In my previouse post – Windows Audit Part 4: Tracing file deletions in MS PowerShell – I wrote about the problem I bumped into when searching for events 4660 in the Security log. I was not able to get an answer from MS so I did more testing on my own and would like to share with you my results in the new post.
TEST I) Real file deletion
Suppose you’ve been tasked to find all the files that have been deleted from the folder C:\Audit – here are the steps required to fulfil the task (I’ll delete the test file by myself from C:\Audit to illustrate the process):
According to the Process Name = C:\Windows\explorer.exe we see some file has been deleted locally, the next step is to find out which file has been deleted.

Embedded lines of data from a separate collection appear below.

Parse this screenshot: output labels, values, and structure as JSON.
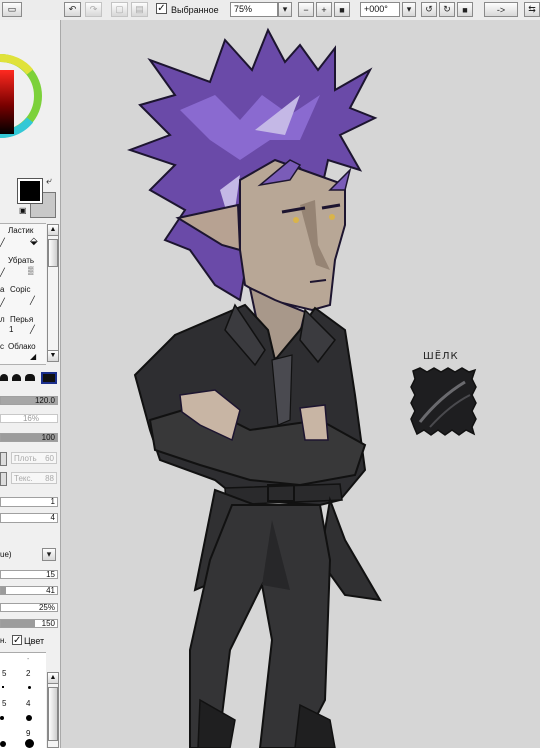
{
  "toolbar": {
    "selection_label": "Выбранное",
    "selection_checked": "✓",
    "zoom_value": "75%",
    "rotation_value": "+000°",
    "arrow_label": "->",
    "minus_glyph": "−",
    "plus_glyph": "+",
    "undo_glyph": "↶",
    "redo_glyph": "↷",
    "dropdown_glyph": "▾"
  },
  "color_panel": {
    "primary_color": "#000000",
    "secondary_color": "#c8c8c8",
    "swap_glyph": "⤶"
  },
  "tools": {
    "items": [
      {
        "label": "Ластик"
      },
      {
        "label": "Убрать"
      },
      {
        "label": "a"
      },
      {
        "label": "Copic"
      },
      {
        "label": "л"
      },
      {
        "label": "Перья"
      },
      {
        "label": "1"
      },
      {
        "label": "с"
      },
      {
        "label": "Облако"
      }
    ],
    "up_glyph": "▲",
    "down_glyph": "▼"
  },
  "brush_settings": {
    "size_value": "120.0",
    "min_size_value": "16%",
    "density_value": "100",
    "blend_label": "Плоть",
    "blend_value": "60",
    "texture_label": "Текс.",
    "texture_value": "88",
    "field_a": "1",
    "field_b": "4",
    "mode_label": "ue)",
    "mode_dropdown": "▾",
    "param1": "15",
    "param2": "41",
    "param3": "25%",
    "param4": "150",
    "check_prefix": "н.",
    "color_checkbox_label": "Цвет",
    "color_checked": "✓",
    "grid": [
      "5",
      "2",
      "5",
      "4",
      "9",
      "-"
    ]
  },
  "canvas": {
    "swatch_label": "ШЁЛК",
    "background": "#d6d6d6"
  }
}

Both events – 4660 and 4663 show the same HandleID (0x2784) so any administrator parsing this log can come to the conclusion that the file TestC2.txt has been deleted from the folder C:\Audit at 3:33:43 AM on 7/22/2015 by the user DOMAIN\Michael. That’s exactly what’s expected.
TEST II) Saving a file – a ‘fake’ file deletion
The task is the same – to find out which files have been deleted – this time I’ll run my test on Windows Server 2016. But this time I will not delete anything:
Here are my steps:
1) I clear the Security log.
2) Several seconds later I save this Security log to C:\Audit.
I don’t expect having any instances of 4660 event since I havn’t deleted any files…
So the question: what reason(s) would make a person parsing this Security log NOT to think that SERVER2016\Administrator has deleted the C:\Audit\Log2016.evtx at 2:14:03 AM on 7/27/2015? Presumably the only way to differentiate the ‘real’ deletions from the ‘fake’ ones is to look at the Process Name field: any setting other than C:\Windows\explorer.exe for local deletions and ” (blank) for network deletions means a file probably has not been deleted.
In any case generating event 4660 in the Security log after any file saving operation contradicts the defenition of the 4660 event:As we have seen event 4660 can be logged when NO objects were deleted.
Counting 4660 events cannot be the answer to the question “How many files have been deleted?” – administrators should (supposedly!) rule out the events showing Process Name field other than “C:\Windows\explorer.exe” or blank.